Is it shitty that we ask girls to consider their desirability before any of those other traits? Yep. But we can't override years of social conditioning with a reasonable argument about a teenage girl's inherent value as a person and right to respect herself. I think anyone who's ever been a teenage girl, even one with a subscription to Sassy, can verify that for you. It sucks that the difference between Acid Burn and all those other nerd girls in those other movies is just that Angelina Jolie is gorgeous, and that it reinforces the idea that only beautiful women can do what they want. Ultimately, though, I'll take one beautiful woman doing what she wants over lots of ordinary women being mostly ignored. And, frankly, the insinuations of the latter about women's value is no less problematic.

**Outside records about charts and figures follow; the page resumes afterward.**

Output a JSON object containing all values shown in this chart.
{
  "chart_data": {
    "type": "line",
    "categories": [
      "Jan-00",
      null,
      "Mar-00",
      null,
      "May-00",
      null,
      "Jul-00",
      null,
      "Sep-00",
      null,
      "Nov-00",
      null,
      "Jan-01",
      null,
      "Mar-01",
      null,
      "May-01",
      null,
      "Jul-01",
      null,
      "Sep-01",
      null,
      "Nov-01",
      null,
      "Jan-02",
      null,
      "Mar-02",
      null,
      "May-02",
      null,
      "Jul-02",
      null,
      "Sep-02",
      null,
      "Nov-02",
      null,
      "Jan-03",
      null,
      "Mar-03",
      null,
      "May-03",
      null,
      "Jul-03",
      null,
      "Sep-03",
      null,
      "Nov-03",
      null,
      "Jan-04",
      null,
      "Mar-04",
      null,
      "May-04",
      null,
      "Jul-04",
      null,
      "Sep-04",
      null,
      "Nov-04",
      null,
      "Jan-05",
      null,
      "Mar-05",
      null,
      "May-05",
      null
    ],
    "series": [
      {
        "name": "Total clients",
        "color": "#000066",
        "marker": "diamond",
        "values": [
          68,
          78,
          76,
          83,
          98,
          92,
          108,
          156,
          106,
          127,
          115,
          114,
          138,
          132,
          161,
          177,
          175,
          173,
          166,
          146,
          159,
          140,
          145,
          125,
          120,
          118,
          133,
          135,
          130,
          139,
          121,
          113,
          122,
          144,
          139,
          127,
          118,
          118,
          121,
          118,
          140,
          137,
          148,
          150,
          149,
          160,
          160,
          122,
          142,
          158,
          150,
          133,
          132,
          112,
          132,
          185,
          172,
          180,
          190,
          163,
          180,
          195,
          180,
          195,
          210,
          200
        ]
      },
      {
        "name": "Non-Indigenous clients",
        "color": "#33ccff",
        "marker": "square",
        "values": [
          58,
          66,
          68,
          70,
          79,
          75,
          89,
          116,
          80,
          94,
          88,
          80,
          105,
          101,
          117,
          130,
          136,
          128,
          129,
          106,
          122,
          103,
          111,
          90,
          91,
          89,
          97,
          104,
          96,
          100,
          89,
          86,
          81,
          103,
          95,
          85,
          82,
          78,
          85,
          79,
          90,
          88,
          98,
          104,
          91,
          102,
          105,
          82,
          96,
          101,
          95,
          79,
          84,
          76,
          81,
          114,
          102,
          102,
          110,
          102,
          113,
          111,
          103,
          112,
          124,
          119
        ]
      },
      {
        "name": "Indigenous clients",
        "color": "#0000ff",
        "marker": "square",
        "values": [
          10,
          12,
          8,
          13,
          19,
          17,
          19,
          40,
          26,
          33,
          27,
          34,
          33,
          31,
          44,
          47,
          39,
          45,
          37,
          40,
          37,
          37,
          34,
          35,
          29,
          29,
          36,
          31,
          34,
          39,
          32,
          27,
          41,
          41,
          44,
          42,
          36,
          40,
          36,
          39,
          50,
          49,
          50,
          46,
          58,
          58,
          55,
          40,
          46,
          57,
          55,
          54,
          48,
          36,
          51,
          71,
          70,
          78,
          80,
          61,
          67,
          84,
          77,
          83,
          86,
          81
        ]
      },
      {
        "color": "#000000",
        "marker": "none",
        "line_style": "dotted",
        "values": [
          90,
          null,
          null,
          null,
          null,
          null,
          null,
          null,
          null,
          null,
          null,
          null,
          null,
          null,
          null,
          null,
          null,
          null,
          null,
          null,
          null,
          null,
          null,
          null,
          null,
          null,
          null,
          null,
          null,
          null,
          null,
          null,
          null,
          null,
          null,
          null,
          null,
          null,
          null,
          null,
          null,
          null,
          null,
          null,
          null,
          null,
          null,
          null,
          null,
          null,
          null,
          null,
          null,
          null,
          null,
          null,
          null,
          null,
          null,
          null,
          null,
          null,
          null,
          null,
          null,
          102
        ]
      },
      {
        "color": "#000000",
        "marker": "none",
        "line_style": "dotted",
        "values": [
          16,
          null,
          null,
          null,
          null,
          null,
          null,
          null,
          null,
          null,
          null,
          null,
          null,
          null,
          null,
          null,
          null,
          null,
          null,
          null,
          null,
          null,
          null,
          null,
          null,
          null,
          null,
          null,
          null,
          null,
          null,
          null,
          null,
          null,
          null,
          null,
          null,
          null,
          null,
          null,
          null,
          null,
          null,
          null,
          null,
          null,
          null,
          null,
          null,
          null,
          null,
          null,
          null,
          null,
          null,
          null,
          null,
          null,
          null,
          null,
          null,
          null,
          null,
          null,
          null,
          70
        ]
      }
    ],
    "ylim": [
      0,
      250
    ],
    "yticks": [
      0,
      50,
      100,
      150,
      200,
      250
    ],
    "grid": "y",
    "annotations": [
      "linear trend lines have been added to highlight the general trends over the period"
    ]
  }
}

The fourth rule Acid Burn breaks is being flawed. Though teenage girls might want to date someone in college, we in the audience all know it's a mistake for Acid Burn to be with some motorcycle-riding douchenozzle who merely sees her as his little cheerleader when she could be hittin' it with Zero Cool, who thinks she hung the damn moon. She's the best hacker in the school, true, but she's also pretty fucking cocky. And throwing parties while your mom's out of town might make you feel cool for that evening, but come on. Those kids aren't your real friends. She's not the main character, but she still gets a real human personality, and even though the character is played by an adult, the mistakes she makes are ones a lot of kids could easily recognize as their own (although seeing them as actual mistakes might require the benefit of hindsight).
So those things. I was 14 and sitting in a small-town movie theater with a creepy older guy seeing those things and thinking to myself, I want to be this woman. Learning computer science will make me cool and boys will like me. It will give me some control over the world around me. If I become a 1337 h4x0r I will, in effect, become Angelina Jolie. At 14 I didn't have any of the real, awesome role models I do now. I didn't know one other girl who was into computers. I only started considering it many years later, but Acid Burn, in all her flagrant ridiculousness, was crucial in helping me envision a place for myself in this world.
These posts are, I think, supposed to be about real women, balancing real lives with often unglamorous work. I think I'm supposed to say that someone inspired me to find a noble purpose for myself and my talents (or, as I'd put it, my proclivity for breaking things down into sets of instructions). So this may be a little more real than I'm supposed to be, and it is not the most progressive thing I've ever written. But it's honest. There are real women who did hard, under-appreciated work who instilled in me a belief that computer science was noble and beautiful and that I could be a part of it. They came later, though. I found them only because of an absurd fantasy of a female programmer. One that, at 14, I very much needed. She seemed like the right place to start. I'd like to thank Angelina Jolie for not portraying her as a passive sex kitten or a helpless wallflower, but as a Bitch Who Runs Shit. It's legitimately possible that I wouldn't be here without her.